I want to iterate over the text fragments that I got by calling “TextFragmentAbsorber.visit”. It works in many cases, but some files caused an OOM error:
Caused by: java.lang.OutOfMemoryError: Java heap space
at com.aspose.pdf.internal.l2u.l0h.lI(Unknown Source)
at com.aspose.pdf.internal.l2u.lu.lI(Unknown Source)
at com.aspose.pdf.internal.l2u.lu.lI(Unknown Source)
at com.aspose.pdf.internal.l2u.lu.lI(Unknown Source)
at com.aspose.pdf.OperatorCollection.lb(Unknown Source)
at com.aspose.pdf.OperatorCollection.ld(Unknown Source)
at com.aspose.pdf.OperatorCollection.size(Unknown Source)
at com.aspose.pdf.internal.l5if.ly.ly(Unknown Source)
at com.aspose.pdf.internal.l5if.ly.ly(Unknown Source)
at com.aspose.pdf.internal.l5if.l0t.lI(Unknown Source)
at com.aspose.pdf.internal.l5if.l0t.lI(Unknown Source)
at com.aspose.pdf.internal.l5if.l0t.le(Unknown Source)
at com.aspose.pdf.internal.l5if.l0t.<init>(Unknown Source)
at com.aspose.pdf.internal.l5if.l0t.<init>(Unknown Source)

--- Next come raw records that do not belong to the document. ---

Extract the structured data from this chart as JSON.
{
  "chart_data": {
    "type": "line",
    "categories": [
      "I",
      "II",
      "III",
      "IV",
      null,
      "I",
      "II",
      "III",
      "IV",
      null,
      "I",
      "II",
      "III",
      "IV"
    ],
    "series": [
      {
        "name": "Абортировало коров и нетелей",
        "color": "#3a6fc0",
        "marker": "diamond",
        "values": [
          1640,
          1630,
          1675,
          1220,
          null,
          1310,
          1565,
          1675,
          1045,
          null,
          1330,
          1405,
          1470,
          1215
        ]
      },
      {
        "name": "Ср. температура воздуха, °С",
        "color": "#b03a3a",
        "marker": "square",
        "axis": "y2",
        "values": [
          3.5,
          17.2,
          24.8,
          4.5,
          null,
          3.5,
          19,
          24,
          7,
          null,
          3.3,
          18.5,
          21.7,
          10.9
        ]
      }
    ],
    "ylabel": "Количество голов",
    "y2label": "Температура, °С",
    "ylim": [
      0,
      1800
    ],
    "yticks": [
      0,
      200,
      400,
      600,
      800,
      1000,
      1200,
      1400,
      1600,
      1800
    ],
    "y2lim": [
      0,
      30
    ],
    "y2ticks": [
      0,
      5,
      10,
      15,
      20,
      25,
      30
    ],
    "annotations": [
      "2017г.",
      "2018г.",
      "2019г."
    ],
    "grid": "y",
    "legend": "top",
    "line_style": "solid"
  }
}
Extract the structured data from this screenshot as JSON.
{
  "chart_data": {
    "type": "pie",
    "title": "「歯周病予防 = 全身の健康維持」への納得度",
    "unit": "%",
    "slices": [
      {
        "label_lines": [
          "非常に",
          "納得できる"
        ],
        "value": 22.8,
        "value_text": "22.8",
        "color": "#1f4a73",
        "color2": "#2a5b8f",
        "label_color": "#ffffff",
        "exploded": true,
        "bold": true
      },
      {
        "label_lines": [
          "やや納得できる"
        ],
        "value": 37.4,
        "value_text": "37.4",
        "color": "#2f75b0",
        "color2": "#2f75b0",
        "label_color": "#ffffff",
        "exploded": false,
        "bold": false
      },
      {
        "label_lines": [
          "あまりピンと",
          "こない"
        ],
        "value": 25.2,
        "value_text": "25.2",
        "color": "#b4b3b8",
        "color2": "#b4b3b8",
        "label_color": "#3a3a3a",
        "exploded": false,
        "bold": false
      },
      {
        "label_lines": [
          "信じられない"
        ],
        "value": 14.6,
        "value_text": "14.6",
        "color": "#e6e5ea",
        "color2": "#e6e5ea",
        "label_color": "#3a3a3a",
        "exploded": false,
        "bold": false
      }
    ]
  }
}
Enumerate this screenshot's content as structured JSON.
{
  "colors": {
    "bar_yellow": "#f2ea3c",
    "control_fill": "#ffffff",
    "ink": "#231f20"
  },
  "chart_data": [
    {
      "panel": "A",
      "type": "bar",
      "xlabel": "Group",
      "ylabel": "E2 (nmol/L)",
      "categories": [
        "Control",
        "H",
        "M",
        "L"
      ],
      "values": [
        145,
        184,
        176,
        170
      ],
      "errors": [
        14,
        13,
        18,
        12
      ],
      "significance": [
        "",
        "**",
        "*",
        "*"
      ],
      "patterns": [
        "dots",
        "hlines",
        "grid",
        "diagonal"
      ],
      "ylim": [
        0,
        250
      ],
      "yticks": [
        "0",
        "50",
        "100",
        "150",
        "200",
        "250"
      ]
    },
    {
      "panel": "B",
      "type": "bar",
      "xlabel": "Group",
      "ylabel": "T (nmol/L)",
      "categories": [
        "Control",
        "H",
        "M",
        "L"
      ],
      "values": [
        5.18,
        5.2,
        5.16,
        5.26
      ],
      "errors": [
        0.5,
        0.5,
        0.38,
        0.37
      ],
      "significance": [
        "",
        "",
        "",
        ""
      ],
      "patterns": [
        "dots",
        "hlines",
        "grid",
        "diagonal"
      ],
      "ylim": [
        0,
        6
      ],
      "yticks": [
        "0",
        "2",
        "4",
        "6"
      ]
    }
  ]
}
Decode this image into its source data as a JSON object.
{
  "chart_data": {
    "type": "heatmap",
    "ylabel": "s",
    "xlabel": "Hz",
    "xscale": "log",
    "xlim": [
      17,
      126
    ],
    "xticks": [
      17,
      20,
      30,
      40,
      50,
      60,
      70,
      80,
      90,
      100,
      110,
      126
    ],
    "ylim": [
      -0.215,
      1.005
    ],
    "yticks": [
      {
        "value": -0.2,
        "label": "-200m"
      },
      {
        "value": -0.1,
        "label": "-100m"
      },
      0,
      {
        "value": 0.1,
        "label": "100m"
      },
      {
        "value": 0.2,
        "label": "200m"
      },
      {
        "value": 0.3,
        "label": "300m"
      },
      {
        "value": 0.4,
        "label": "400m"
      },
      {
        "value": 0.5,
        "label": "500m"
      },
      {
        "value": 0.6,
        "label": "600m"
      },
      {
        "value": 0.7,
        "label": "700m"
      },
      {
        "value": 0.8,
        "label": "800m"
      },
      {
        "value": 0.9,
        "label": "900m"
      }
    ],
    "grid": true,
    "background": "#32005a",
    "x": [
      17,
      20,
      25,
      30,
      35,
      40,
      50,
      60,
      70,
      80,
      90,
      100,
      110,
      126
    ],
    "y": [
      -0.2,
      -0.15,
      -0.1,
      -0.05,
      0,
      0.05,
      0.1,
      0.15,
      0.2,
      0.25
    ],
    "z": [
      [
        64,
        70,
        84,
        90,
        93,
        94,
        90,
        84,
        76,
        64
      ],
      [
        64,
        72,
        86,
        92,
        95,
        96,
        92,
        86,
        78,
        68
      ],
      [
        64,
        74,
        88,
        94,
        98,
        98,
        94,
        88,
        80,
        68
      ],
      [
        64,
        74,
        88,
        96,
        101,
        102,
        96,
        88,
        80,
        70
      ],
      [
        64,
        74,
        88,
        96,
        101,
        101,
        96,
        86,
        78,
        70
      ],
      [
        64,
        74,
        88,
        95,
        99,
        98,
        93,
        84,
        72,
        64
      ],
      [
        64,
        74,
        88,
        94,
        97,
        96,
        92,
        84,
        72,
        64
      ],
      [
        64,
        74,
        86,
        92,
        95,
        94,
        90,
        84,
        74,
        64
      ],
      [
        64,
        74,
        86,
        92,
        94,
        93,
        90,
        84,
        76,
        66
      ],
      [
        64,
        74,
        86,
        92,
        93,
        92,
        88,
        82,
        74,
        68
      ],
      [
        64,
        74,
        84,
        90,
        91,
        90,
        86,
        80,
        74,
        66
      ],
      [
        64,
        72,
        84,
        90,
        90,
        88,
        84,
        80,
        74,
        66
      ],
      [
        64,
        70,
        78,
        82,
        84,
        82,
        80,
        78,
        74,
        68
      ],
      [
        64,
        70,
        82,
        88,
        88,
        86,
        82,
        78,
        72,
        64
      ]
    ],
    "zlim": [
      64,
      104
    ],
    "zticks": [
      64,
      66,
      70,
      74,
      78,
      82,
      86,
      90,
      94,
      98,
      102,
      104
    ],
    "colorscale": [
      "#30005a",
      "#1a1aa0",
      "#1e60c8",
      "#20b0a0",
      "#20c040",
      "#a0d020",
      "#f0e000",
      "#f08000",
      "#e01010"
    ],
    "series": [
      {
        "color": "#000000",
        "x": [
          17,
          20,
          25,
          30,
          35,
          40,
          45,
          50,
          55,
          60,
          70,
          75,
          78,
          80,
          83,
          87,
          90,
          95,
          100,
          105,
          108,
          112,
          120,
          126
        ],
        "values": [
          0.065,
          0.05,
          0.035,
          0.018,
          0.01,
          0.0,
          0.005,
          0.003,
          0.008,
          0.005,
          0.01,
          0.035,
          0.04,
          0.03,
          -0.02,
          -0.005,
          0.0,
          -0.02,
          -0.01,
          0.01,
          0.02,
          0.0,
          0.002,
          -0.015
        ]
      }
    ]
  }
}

at com.aspose.pdf.TextFragmentAbsorber.visit(Unknown Source)
The source:
TextFragmentAbsorber textFragmentAbsorber = new TextFragmentAbsorber("[\\S ]+",
new TextSearchOptions(true));
textFragmentAbsorber.visit(pdf);
Could you please try to use the 21.6 version of the API and if issue still persists, please share some more details like OS Name and Version. We will further proceed to assist you accordingly.
We have tested the scenario using Java 14 in Windows and did not replicate the error. However, we are preparing the environment to test the case under macOS and will get back to you in a while.
We can not reproduce the issue on MacOS Big Sur with OpenJDK 14.0.2. You may try to increase the heap size to avoid out of memory exceptions because this does not seem to be an issue with the API.
I have been able to reproduce the issue on our end. A ticket with ID PDFJAVA-40645 has been created in our issue tracking system to further investigate the issue on our end. This thread has been linked with the issue so that you may be notified once the issue will be fixed.
We are afraid that we cannot share any workaround yet because the ticket has not been yet fully investigated. Nevertheless, we will surely inform you as soon as we have some updates in this regard. Please spare us some time.